The Tribunal found sub-particulars 1-4 above separately and cumulatively to be misconduct warranting disciplinary sanction.  However, they were not found by the Tribunal to be dishonest and unethical.  Overall therefore, this Particular was not established.

 

Dishonest and Unethical Conduct Concerning Inclusion of Detail in Notes

 

The Tribunal accepted the submission for the Doctor that the PCC did not discharge the onus of establishing to the necessary standard that he used the alleged words.  In addition, the words he did use, did not exhibit any dishonesty and unethical conduct on his part.  This Particular was therefore not established.

 

Unprofessional Behaviour to Registrars

 

A number of allegations were made regarding comments and a gesture made by the Doctor to the registrars.  Some of the allegations were found to be established and the Tribunal found that cumulatively the conduct was sufficiently serious to warrant disciplinary sanction.

 

Unprofessional Behaviour to Other Colleagues

 

It was alleged the Doctor stood over a junior doctor and shouted at her.  The Tribunal found there was evidence of the Doctor having shouted but there was inconclusive evidence of his having stood over her at the same time.  This sub-particular was not made out on the facts.

 

It was alleged the Doctor made a threatening phone call to a colleague. The Tribunal accepted that the words referred to in the sub-particular were used by the Doctor and found that these were not appropriate.  However, the Tribunal did not consider they were sufficient to establish professional misconduct. 

 

It was alleged the Doctor confronted a different colleague in an intimidating and/or threatening manner. The Tribunal found there was not sufficient evidence that there was intimidation or a threatening manner as to amount to professional misconduct.

 

This particular was not established.

 

Inadequate Patient Notes

 

The Tribunal considered notes of seven patients and it accepted that the notes for all seven patients were inadequate.
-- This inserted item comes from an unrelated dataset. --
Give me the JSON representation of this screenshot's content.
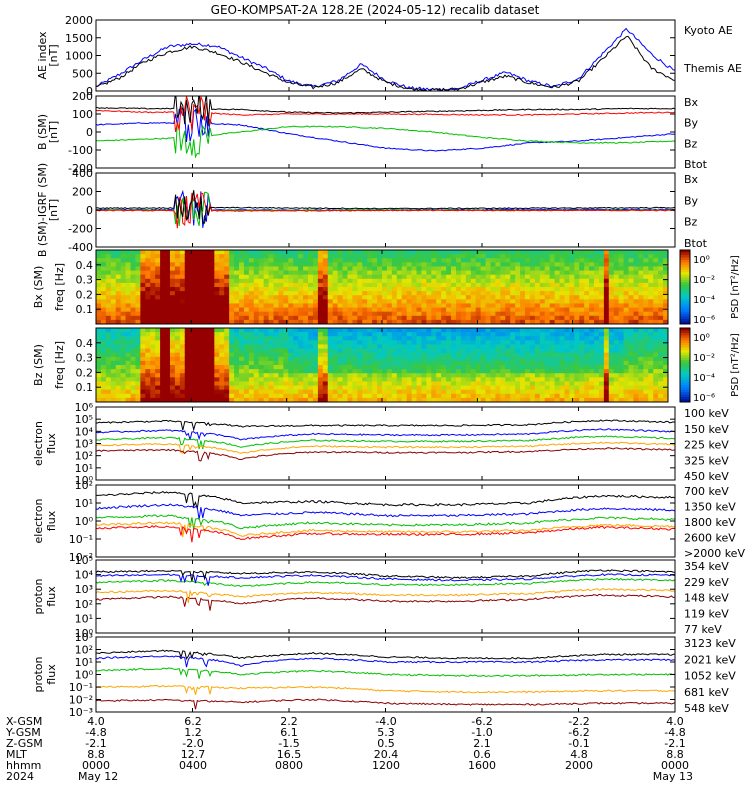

The Tribunal found the Doctor’s conduct was negligent and conduct bringing discredit to the profession. The Tribunal found it was cumulatively sufficiently serious to warrant disciplinary sanction.

 

Overall Finding

 

The Tribunal found professional misconduct was established in relation to some of the Particulars of the Charge.

 

Penalty

 

On 4 December 2018 the Tribunal issued a Penalty Decision after receiving penalty submissions from the parties.

 

The Tribunal:

 

  • censured the Doctor;
  • ordered that he pay a fine of $5,000;
  • placed conditions on his practice; and
  • ordered him to pay costs of $71,000.

 

The Tribunal further directed publication of its decision and a summary.